Choosing a prior distribution for likelihood (18) is not trivial, especially since there is no universal notion of "complete prior ignorance" [9, 37, 40]. Choice of prior is therefore governed by specific criteria assumed by the investigator to be important. One nearly universally-accepted criterion is that of *reparameterization-invariance*, a criterion requiring that the inference should not depend on the units of either the parameters or observations. The importance of such invariance has been detailed by Jeffreys [39], Wallace and Freeman [41], Jermyn [42], and many others. In our context, such invariance ensures that parameterizing the likelihood by, for example, either "the expected number of observed misincorporations per PCR cycle" or its reciprocal "the expected number of PCR cycles before a misincorporation is observed" yield equivalent inferences.

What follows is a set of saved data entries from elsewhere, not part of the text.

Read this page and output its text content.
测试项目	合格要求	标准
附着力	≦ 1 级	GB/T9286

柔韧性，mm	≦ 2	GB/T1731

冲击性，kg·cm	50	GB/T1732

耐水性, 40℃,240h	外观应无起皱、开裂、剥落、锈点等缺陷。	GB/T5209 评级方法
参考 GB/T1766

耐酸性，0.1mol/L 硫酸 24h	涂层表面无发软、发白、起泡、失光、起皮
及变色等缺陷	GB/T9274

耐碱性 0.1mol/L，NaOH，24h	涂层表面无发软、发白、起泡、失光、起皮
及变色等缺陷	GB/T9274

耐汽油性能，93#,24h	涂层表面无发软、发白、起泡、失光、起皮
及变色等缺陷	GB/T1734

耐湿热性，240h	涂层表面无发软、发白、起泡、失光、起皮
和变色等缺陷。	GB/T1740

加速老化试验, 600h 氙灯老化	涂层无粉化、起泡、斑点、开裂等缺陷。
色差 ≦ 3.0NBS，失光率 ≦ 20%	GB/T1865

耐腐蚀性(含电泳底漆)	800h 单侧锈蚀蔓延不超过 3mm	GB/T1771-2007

Since there is no meaningful physical difference between these two parameterizations it is essential that each yield equivalent results.

Under even highly-mutagenic conditions, the error probabilities given by the columns of *T* are known *a priori* to be very close to the extremes of either zero or one. *Taq* polymerase is one of the best-studied polymerases in molecular biology and its error rate is known to be heavily influenced by the precise experimental conditions under which it is used [6, 43]. Therefore, since the precise *relative scales* of the different types of polymerase errors are not known, we derived a prior for *T* that is 'objective' in the sense of Berger *et al*. [38]. An 'objective' prior is one that formally minimizes, in an information-theoretic sense, the influence of the prior on the posterior and is constructed to always be invariant to reparameterization.

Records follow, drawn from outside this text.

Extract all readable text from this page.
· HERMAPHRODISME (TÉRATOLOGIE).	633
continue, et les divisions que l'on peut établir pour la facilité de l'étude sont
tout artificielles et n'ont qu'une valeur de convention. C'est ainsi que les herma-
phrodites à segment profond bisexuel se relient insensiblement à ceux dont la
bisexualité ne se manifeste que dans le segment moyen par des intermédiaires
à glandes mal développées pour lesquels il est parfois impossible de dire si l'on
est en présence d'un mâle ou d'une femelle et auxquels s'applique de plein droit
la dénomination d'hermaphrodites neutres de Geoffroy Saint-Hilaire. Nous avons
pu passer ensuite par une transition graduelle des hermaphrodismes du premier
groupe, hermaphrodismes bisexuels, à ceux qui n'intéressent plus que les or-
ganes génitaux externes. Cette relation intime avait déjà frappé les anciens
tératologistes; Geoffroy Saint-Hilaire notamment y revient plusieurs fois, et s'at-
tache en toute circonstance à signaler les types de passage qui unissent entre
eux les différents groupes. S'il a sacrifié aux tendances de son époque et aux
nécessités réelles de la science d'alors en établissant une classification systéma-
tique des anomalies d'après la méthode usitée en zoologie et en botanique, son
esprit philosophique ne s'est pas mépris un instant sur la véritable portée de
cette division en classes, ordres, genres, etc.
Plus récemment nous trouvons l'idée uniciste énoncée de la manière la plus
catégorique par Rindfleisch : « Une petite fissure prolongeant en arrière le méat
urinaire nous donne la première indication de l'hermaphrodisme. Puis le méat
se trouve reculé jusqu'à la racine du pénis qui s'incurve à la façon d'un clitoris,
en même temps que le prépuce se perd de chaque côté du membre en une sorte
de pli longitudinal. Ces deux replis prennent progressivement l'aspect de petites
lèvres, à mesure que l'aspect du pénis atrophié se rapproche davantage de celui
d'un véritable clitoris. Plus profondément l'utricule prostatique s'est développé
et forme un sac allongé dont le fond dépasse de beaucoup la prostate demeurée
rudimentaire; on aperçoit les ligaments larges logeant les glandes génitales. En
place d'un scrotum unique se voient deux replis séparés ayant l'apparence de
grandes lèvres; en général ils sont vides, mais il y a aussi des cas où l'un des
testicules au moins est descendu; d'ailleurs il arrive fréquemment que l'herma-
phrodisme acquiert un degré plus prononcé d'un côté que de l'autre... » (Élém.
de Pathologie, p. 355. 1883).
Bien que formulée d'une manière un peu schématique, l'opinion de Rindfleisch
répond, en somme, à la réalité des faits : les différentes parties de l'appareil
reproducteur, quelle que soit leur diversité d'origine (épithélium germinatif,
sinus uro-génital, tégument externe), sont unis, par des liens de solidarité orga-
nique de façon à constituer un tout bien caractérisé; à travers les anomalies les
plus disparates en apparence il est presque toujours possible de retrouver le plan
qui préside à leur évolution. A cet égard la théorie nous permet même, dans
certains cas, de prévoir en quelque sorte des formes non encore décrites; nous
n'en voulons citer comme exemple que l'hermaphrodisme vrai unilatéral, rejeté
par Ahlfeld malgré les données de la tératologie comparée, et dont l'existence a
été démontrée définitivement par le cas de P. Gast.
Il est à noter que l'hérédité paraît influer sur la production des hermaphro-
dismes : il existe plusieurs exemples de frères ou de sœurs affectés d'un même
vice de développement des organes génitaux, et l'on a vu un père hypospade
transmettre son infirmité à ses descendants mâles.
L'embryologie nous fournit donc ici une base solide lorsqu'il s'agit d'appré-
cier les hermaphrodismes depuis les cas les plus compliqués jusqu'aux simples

#### An Objective Polymerase Prior

Fortunately, there is a common case where selection of the prior is almost universally accepted, and that is when the model parameters form an Abelian Lie group [

9], or in other words, when the parameter space is a commutative group on a differentiable manifold. To see that the 16 parameters of

*T* conform to this special structure, consider the 16 dimensional parameter column-vector

$\tilde{T}=\mathrm{ln}\left\{\text{vec}T\right\},$

(19)

where 'vec' is the standard matrix-vectorization operator. Each column-constraint of *T*, namely that it sum to one, is equivalent to removing a particular one-dimensional subspace from span $\left\{\tilde{T}\right\}$.

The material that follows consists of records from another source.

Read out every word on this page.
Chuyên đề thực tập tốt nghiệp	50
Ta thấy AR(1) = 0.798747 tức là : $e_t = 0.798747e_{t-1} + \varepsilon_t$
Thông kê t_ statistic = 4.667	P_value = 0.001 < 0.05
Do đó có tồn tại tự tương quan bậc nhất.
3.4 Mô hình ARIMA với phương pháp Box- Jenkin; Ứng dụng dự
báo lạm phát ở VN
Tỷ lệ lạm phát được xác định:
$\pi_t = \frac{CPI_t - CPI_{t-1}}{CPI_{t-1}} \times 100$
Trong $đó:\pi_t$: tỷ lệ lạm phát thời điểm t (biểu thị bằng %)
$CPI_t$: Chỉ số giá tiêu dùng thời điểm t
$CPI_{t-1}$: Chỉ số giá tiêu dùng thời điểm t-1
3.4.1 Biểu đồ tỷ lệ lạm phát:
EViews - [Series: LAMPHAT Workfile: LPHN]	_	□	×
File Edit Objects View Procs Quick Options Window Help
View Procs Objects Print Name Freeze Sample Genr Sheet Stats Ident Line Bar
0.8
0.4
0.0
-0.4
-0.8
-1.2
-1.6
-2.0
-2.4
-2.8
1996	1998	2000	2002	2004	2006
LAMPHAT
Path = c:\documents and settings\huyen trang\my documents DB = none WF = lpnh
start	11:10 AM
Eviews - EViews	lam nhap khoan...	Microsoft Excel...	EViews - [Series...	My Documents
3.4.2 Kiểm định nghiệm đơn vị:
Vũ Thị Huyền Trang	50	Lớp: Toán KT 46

Removing the specific groups of interest results in the quotient-space

$\text{span}\left\{\tilde{T}\right\}/\text{span}\left\{{e}_{1},{e}_{2},{e}_{3},{e}_{4}\right\},$

(20)

where

$\begin{array}{l}{e}_{\text{1}}=\text{vec}\left[{1}_{\text{4}},{0}_{\text{4}},{0}_{\text{4}},{0}_{\text{4}}\right],\\ {e}_{\text{2}}=\text{vec}\left[{0}_{\text{4}},{1}_{\text{4}},{0}_{\text{4}},{0}_{\text{4}}\right],\\ {e}_{\text{3}}=\text{vec}\left[{0}_{\text{4}},{0}_{\text{4}},{1}_{\text{4}},{0}_{\text{4}}\right],\text{and}\\ {e}_{\text{4}}=\text{vec}\left[{0}_{\text{4}},{0}_{\text{4}},{0}_{\text{4}},{1}_{\text{4}}\right].\end{array}$

The quotient-space (20) which fully describes the 16-parameter *T* is therefore isomorphic to the 12-dimensional additive Lie group of ℝ^{12} which in itself is a Hilbert space [27].

Further justification for assuming that ℝ^{12} is the 'correct' structure with which to understand *T* comes from realizing that although the columns of *T* are parameters in our likelihood function, they are also discrete and finite probability densities in their own right. Each column of *T* represents the *relative* frequency of concrete events, namely *Taq* misincorporations. When normalized, they represent multinomial probabilities; when non-normalized they represent relative Poisson frequencies.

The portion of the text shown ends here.